Six months ago, St. Joseph County Sheriff Mark Lillywhite, while driving his service SUV down a highway at nearly 100 mph while drunk, crashed into a vehicle full of citizens and found himself crawling into the passenger side of his vehicle as first responders arrived.

One of the passengers in the vehicle he hit said there were no headlights on the vehicle that struck them.

Lillywhite refused a breathalyzer at the scene and told troopers he wasn’t driving. He later tested for a .252 blood alcohol level.

His badge and loaded service revolver was found in the console, and two more guns in the trunk.

“I don’t know,” Lillywhite said. “All I know is I went in the ditch and I don’t got no clue.”

The sheriff could have been sent to prison for 15 years on felony charges if anyone had been killed or seriously injured. There were no serious injuries.

Lillywhite pleaded guilty in April to two misdemeanor counts operating while intoxicated and carrying a concealed weapon while under the influence of alcohol and was sentenced to one year probation.

Prior to his sentencing he spent a month in intensive alcohol treatment.

He’s still on the job, with limited options to remove an elected official.

Lillywhite has faced calls to lose his elected post. He filed for divorce with his wife. And he worked two jobs outside of law enforcement while keeping his sheriff title, according to his attorney.

Undersheriff Jason Bingaman said he’s been doing more of the daily work that was previously done by Lillywhite.

In divorce proceedings it was revealed that Lillywhite had been working three jobs, one of them at FedEx, while making approximately $105,000 as sheriff. His wife’s attorney claimed there was “a hostile environment created in this house for many years by the plaintiff with alcoholism.”

In Michigan, a sheriff can only be removed by governor’s order or a recall.

During a County Board of Commissioners meeting on August 15, Lillywhite declined to answer questions about a noticed absence from his job. He walked out of the meeting.

Commissioner Ken Malone said Lillywhite told him he planned to resign, but has not. Lillywhite “hasn’t been at work in months,” Malone said.

The board then voted 6-1 in August to request Gov. Gretchen Whitmer remove Lillywhite as sheriff because he’s neglecting his duties as sheriff, but Lillywhite says he’s not that concerned with the board’s move. Lillywhite would remain in his elected position until the end of 2024 if not recalled or removed.

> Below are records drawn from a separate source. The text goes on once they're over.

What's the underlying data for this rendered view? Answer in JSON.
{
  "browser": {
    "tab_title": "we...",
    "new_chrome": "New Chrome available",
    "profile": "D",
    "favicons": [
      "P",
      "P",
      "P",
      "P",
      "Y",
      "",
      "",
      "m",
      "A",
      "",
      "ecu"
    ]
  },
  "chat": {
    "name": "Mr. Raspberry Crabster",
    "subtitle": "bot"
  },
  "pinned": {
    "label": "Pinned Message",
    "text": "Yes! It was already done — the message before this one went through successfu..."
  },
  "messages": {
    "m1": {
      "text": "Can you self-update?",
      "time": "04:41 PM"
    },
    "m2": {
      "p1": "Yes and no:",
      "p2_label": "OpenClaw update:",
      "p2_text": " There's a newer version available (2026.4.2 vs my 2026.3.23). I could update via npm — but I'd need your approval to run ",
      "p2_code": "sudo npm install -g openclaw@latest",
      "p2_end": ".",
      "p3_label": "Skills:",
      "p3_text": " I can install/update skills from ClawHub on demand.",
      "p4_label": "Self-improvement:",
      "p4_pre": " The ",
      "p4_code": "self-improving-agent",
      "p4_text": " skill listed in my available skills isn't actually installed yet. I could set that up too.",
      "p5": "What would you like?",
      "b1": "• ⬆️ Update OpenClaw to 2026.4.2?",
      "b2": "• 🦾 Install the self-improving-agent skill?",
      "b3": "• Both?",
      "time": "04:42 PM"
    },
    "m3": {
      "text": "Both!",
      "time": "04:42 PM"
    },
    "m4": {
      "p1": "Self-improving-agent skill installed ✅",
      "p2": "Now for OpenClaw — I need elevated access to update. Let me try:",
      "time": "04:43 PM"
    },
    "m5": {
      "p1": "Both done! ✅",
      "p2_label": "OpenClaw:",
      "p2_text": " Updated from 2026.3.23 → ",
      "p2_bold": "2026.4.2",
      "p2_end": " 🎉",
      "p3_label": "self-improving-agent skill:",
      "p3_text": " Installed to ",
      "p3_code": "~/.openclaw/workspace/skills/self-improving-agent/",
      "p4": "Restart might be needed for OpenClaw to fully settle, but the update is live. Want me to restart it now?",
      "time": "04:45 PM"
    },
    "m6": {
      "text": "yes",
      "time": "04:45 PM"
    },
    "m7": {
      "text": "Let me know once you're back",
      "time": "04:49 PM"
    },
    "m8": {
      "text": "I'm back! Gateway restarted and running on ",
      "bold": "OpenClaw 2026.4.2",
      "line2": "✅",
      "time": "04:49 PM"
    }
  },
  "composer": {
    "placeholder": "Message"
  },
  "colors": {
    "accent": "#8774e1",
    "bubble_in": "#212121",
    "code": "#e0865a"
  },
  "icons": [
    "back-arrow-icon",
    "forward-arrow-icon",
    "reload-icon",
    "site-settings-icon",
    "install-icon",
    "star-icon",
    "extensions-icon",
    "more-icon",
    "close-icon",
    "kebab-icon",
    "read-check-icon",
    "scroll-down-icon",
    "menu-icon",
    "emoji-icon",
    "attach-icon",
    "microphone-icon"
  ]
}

  • The county’s attorney has been carefully crafting the letter of request to the governor, as he’s doubtful Whitmer will remove the sheriff. Grounds for removal include being guilty of official misconduct; willful neglect of duty; extortion; habitual drunkenness; or convicted of being drunk.
  • Whitmer rejected multiple requests to remove a Republican sheriff from Jackson County in 2019. Sheriff Steven Rand was accused of mocking an employee for his disability, making a comment about an imagined snuff film with a female courthouse employee, using racial slurs, discharging his gun in his office and not filing a report on it and calling a county judge a “scatterbrained c—.”
  • In July, Jackson County settled litigation with a lieutenant who said Rand mocked him for his hearing loss and created a hostile work environment with bigoted, racist and sexist comments. The county settled for a $1.65 million payout.